You MUST include the --test_local flag to specifically test the script for your PR, otherwise the script will default to downloading a dataloader script from the Hub. Your particular dataset may require use of some of the other command line args in the test script (ex: --data_dir for dataloaders that read local files).
To view full usage instructions you can use the --help command:

python -m tests.test_bigbio --help

This will explain the types of arguments you may need to test for. A brief annotation is as such:

  • dataset_name: Name of the dataset you want to test
  • data_dir: The location of the data for datasets where LOCAL_ = True
  • config_name: Name of the configuration you want to test. By default, the script will test all configs, but if you can use this to debug a specific split, or if your data is prohibitively large.
  • ishub: Use this when unit testing scripts that are not yet uploaded to the hub (this is True for most cases)
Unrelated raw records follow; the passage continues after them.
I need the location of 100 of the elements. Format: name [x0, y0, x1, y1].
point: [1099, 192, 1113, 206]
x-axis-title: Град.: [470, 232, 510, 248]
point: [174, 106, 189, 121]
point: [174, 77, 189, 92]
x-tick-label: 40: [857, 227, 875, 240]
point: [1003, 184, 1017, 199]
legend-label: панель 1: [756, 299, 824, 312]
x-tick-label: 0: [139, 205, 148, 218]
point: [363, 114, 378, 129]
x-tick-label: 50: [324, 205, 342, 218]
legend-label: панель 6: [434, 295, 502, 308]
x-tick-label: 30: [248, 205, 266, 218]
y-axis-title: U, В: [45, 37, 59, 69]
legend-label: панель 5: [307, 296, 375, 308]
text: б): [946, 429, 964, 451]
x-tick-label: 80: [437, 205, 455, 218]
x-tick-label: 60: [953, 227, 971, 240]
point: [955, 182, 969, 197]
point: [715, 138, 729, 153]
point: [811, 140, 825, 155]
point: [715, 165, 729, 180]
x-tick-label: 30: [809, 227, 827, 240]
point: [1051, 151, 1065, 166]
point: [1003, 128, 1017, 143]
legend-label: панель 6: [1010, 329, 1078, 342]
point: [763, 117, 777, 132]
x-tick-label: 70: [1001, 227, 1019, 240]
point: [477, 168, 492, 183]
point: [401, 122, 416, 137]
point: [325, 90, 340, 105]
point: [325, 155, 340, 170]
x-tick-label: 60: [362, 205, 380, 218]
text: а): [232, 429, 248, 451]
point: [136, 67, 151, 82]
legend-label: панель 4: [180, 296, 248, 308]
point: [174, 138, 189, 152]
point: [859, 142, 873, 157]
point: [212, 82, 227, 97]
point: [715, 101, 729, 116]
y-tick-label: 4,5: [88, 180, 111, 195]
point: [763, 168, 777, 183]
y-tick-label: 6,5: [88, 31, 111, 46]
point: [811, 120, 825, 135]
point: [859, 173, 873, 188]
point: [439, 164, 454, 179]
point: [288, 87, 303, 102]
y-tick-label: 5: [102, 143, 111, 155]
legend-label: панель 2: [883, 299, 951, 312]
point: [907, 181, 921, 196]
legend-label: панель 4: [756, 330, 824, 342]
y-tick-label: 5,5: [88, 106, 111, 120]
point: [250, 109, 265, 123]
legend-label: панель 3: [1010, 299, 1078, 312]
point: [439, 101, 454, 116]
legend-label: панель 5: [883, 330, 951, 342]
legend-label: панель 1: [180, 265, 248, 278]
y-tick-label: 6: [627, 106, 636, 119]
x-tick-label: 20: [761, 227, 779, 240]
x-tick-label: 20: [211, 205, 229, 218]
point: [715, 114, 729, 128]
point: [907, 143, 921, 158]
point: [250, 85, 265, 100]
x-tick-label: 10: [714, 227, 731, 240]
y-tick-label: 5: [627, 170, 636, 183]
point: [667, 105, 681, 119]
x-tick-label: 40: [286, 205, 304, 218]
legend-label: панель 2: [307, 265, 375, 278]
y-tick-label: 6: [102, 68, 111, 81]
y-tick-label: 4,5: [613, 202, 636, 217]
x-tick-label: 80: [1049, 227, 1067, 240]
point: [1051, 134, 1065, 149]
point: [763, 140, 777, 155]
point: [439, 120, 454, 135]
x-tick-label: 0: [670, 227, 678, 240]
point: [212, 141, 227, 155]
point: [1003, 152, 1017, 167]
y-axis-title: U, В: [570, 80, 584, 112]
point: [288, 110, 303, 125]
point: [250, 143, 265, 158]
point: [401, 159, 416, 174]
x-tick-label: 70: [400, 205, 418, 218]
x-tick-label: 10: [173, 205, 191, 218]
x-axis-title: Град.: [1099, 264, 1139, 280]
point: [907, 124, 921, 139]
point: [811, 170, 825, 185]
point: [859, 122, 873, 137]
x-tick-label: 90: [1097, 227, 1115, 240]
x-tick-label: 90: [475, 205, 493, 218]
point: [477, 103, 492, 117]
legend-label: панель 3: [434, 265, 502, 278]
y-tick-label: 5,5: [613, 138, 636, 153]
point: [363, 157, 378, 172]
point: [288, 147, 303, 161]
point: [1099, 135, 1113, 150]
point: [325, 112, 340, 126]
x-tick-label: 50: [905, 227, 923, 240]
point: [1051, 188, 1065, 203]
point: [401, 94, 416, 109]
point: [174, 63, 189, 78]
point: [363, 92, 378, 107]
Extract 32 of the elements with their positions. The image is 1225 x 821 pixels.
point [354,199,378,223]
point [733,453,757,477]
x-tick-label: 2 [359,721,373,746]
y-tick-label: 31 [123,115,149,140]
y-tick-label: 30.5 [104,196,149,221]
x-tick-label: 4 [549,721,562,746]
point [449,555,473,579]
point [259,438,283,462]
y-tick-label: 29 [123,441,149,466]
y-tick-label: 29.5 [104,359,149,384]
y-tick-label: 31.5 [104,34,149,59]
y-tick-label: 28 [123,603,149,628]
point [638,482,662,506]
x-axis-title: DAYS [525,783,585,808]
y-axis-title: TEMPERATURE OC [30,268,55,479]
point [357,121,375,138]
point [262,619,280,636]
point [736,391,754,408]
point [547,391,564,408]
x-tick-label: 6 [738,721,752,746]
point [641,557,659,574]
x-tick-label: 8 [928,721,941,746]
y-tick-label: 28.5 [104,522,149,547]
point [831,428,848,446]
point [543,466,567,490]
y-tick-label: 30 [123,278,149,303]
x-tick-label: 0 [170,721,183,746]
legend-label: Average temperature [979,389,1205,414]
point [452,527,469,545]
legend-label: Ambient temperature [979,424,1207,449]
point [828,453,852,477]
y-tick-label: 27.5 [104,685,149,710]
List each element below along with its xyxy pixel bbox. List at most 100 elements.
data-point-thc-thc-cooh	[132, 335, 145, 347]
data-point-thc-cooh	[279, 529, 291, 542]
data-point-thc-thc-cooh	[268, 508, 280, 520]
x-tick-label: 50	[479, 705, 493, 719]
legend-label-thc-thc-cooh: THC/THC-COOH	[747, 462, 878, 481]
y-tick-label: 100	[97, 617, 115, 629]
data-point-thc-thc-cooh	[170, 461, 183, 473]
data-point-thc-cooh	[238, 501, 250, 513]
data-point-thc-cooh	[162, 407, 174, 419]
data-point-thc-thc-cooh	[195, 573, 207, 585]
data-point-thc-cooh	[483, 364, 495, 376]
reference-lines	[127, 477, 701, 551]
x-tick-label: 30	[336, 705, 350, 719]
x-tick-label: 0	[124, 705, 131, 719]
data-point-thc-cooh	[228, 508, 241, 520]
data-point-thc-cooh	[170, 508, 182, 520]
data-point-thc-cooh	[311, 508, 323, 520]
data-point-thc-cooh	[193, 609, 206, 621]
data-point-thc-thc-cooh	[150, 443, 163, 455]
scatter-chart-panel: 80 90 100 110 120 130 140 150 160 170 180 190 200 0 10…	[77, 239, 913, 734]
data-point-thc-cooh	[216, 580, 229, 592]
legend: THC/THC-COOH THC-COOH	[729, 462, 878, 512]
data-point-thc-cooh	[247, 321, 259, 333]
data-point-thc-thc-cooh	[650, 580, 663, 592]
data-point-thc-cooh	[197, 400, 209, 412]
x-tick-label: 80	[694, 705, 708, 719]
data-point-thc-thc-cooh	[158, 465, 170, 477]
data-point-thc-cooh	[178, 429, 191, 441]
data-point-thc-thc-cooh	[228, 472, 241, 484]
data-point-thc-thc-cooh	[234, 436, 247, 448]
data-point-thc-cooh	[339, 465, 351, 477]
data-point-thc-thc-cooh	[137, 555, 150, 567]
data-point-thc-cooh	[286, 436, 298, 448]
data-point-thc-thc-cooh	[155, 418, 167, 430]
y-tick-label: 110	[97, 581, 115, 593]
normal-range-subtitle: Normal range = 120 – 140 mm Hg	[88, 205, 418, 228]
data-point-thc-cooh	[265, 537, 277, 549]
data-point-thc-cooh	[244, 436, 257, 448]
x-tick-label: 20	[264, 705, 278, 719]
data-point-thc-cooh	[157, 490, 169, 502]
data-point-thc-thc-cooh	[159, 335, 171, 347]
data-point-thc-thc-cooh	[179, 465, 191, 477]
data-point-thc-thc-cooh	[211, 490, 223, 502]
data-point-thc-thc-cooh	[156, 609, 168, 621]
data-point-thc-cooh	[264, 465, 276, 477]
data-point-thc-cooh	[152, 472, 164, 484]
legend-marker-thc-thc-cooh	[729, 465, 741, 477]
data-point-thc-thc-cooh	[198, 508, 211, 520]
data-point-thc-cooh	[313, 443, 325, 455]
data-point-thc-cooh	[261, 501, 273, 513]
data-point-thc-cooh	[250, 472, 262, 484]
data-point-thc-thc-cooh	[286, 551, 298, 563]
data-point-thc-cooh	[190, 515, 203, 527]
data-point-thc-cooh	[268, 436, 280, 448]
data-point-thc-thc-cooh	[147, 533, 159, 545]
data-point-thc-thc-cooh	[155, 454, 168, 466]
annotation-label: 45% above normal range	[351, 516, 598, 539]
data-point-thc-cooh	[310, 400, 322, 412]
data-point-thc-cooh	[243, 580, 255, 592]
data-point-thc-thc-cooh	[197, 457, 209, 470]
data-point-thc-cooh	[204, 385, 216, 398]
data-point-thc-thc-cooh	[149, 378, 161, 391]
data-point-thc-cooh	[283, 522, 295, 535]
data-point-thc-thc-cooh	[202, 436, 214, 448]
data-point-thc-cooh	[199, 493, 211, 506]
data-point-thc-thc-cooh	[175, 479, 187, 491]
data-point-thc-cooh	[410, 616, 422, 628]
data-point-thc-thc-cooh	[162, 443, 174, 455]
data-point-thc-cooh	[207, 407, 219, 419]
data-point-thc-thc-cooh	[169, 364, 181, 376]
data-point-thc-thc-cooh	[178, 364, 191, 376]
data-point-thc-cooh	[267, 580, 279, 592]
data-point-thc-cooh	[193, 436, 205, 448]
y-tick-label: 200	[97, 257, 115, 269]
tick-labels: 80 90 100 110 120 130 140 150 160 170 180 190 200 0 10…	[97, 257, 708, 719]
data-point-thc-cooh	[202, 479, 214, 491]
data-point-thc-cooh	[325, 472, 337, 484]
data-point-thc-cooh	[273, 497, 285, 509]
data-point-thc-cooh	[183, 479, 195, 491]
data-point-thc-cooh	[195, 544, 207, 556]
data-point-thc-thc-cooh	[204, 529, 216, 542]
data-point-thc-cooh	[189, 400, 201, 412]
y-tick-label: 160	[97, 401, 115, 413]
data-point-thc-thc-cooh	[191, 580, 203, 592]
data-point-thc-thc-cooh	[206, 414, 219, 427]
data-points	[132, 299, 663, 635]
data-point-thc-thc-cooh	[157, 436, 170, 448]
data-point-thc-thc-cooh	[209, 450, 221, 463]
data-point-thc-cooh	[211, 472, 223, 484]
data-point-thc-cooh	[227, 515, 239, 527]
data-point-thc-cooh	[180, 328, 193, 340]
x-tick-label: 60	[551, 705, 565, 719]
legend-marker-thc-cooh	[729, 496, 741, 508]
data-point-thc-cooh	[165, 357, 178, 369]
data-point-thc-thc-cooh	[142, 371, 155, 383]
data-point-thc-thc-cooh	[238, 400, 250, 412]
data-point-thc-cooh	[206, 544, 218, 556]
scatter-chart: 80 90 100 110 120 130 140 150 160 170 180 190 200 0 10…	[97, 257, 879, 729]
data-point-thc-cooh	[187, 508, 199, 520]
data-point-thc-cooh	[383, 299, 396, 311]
If you need advanced arguments (i.e. skipping a key from a specific data split), please contact admins. You are welcome to make a PR and ask admin for help if your code does not pass the unit tests.

5. Format your code

From the main directory, run the Makefile via the following command:

make check_file=bigbio/hub/hub_repos/<dataset_name>/<dataset_name>.py

This runs the black formatter, isort, and lints to ensure that the code is readable and looks nice. Flake8 linting errors may require manual changes.

6. Commit your changes

First, commit your changes to the branch to "add" the work:

git add bigbio/hub/hub_repos/<dataset_name>/<dataset_name>.py
git add bigbio/hub/hub_repos/<dataset_name>/bigbiohub.py
git add bigbio/hub/hub_repos/<dataset_name>/README.md
git commit -m "A message describing your commits"

Then, run the following commands to incorporate any new changes in the master branch of datasets as follows:

git fetch upstream
git rebase upstream/master

Run these commands in your custom branch.

Push these changes to your fork with the following command:

git push -u origin <dataset_name>

7. Make a pull request

Make a Pull Request to implement your changes on the main repository here. To do so, click "New Pull Request". Then, choose your branch from your fork to push into "base:master".

When opening a PR, please link the issue corresponding to your dataset using closing keywords in the PR's description (not the PR title), e.g. resolves #17.